Rose: You see, Hans Gluckenflunken set out for Florida to find the Fountain of Intelligence. Unfortunately, when he got to Duluth, he took a left instead of a right and he wound up back in St. Olaf. That's how he got his nickname, Wrong Way Gluckenflunken.
Dorothy: Rose, how is this a story about faith?
Rose: Well, when he got back, it was the dead of winter. Tired and hungry, but still clinging to his belief that he would find the Fountain of Intelligence, he saw the miracle water trickling out of the ground, and he fell to his knees and tasted it. Unfortunately, it was a broken sewer main. Two days later, he died of cholera.
Dorothy: What is the point, Rose?
Rose: He was positive he had found the Fountain of Intelligence. In fact, his dying words were, "I think I've learned something from this."
Blanche: Well, all right, Rose, how does it make you feel?
Rose: To be honest, a little bit like Mr. Snuffles.
Sophia: Blanche, would you mind? You're closer to the knife drawer.
Rose: One summer, when I was a little girl, Henrietta, our pig, gave birth to a litter of six. And the next day, my father won the annual St. Olaf watermelon-seed spitting contest and he brought home a prize piglet.
Blanche: Mr. Snuffles.
Sophia: You're listening?
Rose: Anyway, I loved Mr. Snuffles. I watched him grow. I suffered with him. The way Henrietta's brood made him feel like such an outsider. It was an awful thing to see.
Sophia: Hey, hearing it is no walk in the park.
Rose: Mr. Snuffles never did get over his feeling of alienation. He grew fat and despondent. The last report we had on him, he stowed away in a truck to Chicago and tearfully surrendered himself to the Oscar Mayer people. I don't want that to happen to me, Sophia.
Rose: We had a Festival of the Dancing Virgins in St. Olaf, too. Every year, we'd go down to the lake, and they'd be flopping around on the dock. Oh, no, wait. That was the Festival of the Dancing Sturgeons.
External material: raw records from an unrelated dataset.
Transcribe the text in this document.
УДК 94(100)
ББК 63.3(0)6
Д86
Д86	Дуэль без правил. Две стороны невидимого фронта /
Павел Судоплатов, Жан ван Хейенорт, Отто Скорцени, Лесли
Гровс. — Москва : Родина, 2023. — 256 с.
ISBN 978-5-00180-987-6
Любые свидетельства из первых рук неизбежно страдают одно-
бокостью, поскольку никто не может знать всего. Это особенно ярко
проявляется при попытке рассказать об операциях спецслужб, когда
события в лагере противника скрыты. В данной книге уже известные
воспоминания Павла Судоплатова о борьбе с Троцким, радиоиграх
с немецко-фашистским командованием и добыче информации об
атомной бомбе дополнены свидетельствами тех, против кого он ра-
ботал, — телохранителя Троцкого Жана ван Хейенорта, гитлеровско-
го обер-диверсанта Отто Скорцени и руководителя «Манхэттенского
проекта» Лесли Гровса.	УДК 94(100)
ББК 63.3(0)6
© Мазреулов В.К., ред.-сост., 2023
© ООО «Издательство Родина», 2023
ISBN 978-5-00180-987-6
Dorothy: What is wrong with you, woman?
Rose: I think it's great that you want to have your baby here. Boy, in St. Olaf, the mother was always with the daughter when she gave birth. And if the mother was out of town, then the mother of the father was there. And if she was out of town, then we'd call Lucky Gunther.
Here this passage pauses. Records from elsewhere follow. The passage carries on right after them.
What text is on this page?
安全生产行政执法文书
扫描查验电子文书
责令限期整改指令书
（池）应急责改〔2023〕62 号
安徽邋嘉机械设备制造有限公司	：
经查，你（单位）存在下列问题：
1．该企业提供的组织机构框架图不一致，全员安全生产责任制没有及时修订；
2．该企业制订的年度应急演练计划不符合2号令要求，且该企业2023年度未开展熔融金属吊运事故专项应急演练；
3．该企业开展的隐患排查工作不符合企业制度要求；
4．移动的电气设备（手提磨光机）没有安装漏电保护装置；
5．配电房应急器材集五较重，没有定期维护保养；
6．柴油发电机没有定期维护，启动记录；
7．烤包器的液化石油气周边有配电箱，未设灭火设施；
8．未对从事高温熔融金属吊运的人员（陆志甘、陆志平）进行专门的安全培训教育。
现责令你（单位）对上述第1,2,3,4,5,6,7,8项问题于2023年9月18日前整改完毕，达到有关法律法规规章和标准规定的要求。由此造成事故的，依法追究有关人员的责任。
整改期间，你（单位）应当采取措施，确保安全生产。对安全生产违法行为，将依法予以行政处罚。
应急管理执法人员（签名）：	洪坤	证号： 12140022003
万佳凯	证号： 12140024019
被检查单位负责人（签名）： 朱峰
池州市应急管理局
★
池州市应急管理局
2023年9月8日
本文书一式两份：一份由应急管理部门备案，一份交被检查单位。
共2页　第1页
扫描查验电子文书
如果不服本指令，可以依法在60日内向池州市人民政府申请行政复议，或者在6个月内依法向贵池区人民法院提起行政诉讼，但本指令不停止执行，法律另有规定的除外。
Dorothy: Oh, what the hell. She has a birthday coming up. Why, Rose?
Rose: After the thresher accident, they replaced Lucky's arm with a forceps. Yep. Lucky Gunther. He was in charge of delivering babies and handing out corn at the Rotary picnics.
Dorothy: Shut up, Rose.
Rose: I haven't been this scared since 1952, when St. Olaf's most active volcano threatened to erupt. Luckily, there were some Druid priests who were in town for the opening of Stonehengeland. They said they could stop it if they could sacrifice the town's dumbest virgin. I don't know why I raised my hand. It must have just been the excitement of the moment. But they said the only way to prevent the eruption was for me to crawl through their legs, up the volcano, while they gave me my birthday whacks. Well - and you're not gonna believe this - it turns out they weren't Druid priests at all. Just a bunch of Shriners looking for a good time.